De acordo com o Relatório anual da Associação Brasileira de Proteína Animal

(ABPA, 2015) o Brasil é o 3o maior produtor mundial de carne de frango (12,691 milhões de
toneladas), sendo que a Região Sul (PR, SC e RS) é responsável por 75,01% de todas as
exportações realizadas pelo país nesse período. Com relação a carne suína, o Brasil é o 4o
maior produtor mundial (3,344 milhões de toneladas), sendo que a Região Sul é responsável
por 76,59% de todas as exportações realizadas nesse período.
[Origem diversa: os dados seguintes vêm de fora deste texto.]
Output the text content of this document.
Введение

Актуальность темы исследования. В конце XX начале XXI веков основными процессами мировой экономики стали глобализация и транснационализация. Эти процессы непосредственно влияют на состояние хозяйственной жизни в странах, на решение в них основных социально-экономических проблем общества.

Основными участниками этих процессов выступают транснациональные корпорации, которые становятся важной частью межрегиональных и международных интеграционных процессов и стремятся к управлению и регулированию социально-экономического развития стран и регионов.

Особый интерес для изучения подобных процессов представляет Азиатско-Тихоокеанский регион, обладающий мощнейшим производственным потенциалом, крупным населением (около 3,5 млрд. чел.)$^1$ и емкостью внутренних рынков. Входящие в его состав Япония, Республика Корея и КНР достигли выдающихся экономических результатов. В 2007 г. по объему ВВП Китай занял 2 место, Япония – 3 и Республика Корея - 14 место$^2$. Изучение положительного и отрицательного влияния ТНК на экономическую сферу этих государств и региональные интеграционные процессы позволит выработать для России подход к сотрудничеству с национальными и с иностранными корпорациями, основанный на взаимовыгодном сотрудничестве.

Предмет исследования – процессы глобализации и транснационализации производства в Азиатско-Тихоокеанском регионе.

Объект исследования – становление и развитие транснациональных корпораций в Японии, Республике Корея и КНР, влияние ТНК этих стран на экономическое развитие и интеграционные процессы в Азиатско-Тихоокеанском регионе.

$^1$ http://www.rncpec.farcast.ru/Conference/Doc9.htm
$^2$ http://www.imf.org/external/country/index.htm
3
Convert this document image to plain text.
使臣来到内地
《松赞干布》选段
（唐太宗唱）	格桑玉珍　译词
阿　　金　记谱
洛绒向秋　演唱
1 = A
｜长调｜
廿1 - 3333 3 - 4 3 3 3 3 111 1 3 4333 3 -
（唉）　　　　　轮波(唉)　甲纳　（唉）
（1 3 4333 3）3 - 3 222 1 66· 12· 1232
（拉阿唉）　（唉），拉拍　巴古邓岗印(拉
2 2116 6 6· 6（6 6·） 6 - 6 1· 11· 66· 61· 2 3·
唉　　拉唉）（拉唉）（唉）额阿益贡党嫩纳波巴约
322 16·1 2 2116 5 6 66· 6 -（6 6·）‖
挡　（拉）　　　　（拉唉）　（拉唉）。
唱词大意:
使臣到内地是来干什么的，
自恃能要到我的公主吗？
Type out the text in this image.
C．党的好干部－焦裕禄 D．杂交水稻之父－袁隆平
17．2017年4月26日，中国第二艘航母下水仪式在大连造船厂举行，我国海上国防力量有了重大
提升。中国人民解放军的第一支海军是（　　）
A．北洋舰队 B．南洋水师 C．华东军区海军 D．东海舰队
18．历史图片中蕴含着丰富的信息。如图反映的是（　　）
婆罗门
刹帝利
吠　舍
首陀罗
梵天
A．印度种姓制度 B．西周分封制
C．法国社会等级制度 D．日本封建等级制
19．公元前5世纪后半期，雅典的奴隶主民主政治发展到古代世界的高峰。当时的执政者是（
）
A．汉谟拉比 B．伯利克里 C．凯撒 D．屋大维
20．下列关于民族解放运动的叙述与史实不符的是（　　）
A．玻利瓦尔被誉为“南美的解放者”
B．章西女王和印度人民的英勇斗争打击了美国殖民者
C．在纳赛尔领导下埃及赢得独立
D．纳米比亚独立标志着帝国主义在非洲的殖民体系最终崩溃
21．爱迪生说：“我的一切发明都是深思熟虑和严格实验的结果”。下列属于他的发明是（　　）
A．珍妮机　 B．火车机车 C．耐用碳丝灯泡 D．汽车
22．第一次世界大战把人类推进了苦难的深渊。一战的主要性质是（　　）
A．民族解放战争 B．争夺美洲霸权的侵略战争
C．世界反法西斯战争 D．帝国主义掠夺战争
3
Em conjunto, as cadeias suinícola e avícola somam 4,155 milhões de empregos diretos
e indiretos. Em 2013, as exportações de aves e suínos totalizaram cerca de US$ 10 bilhões, o
equivalente a 10% das exportações do agronegócio brasileiro e 4,1% das exportações totais do
Brasil (ABPA, 2015).
Em novembro de 2015, 22 frigoríficos brasileiros foram habilitados para exportar
carne para a China e o México. Destes, seis são frigoríficos localizados no estado de SC, dois
exportarão carne de frango para a China e quatro exportarão carne suína para o México
(AGROLINK, 2015).
A interação positiva e a tecnificação em todas as áreas envolvidas no setor produtivo
são as responsáveis por esse volume de negócios tão expressivo. Tanto a indústria avícola
quanto suinícola, investe cada vez mais em melhoramento genético, manejo e nutrição afim
de melhorar seus índices de produtividade (CARDOSO; TESSARI, 2015). No entanto, esse
rápido desenvolvimento impôs condições extremas a saúde animal, onde geralmente,
associam-se criações com alta densidade animal em uma área geográfica bastante restrita
(SESTI, 2005). Essa característica propicia a ocorrência de surtos pela maior facilidade na
disseminação dos agentes patogênicos e é cada vez mais comum a associação com micro-
organismos responsáveis por outras doenças, dificultando o diagnóstico, devido a
apresentação clínica extremamente variável (BARCELLOS, et al. 2008).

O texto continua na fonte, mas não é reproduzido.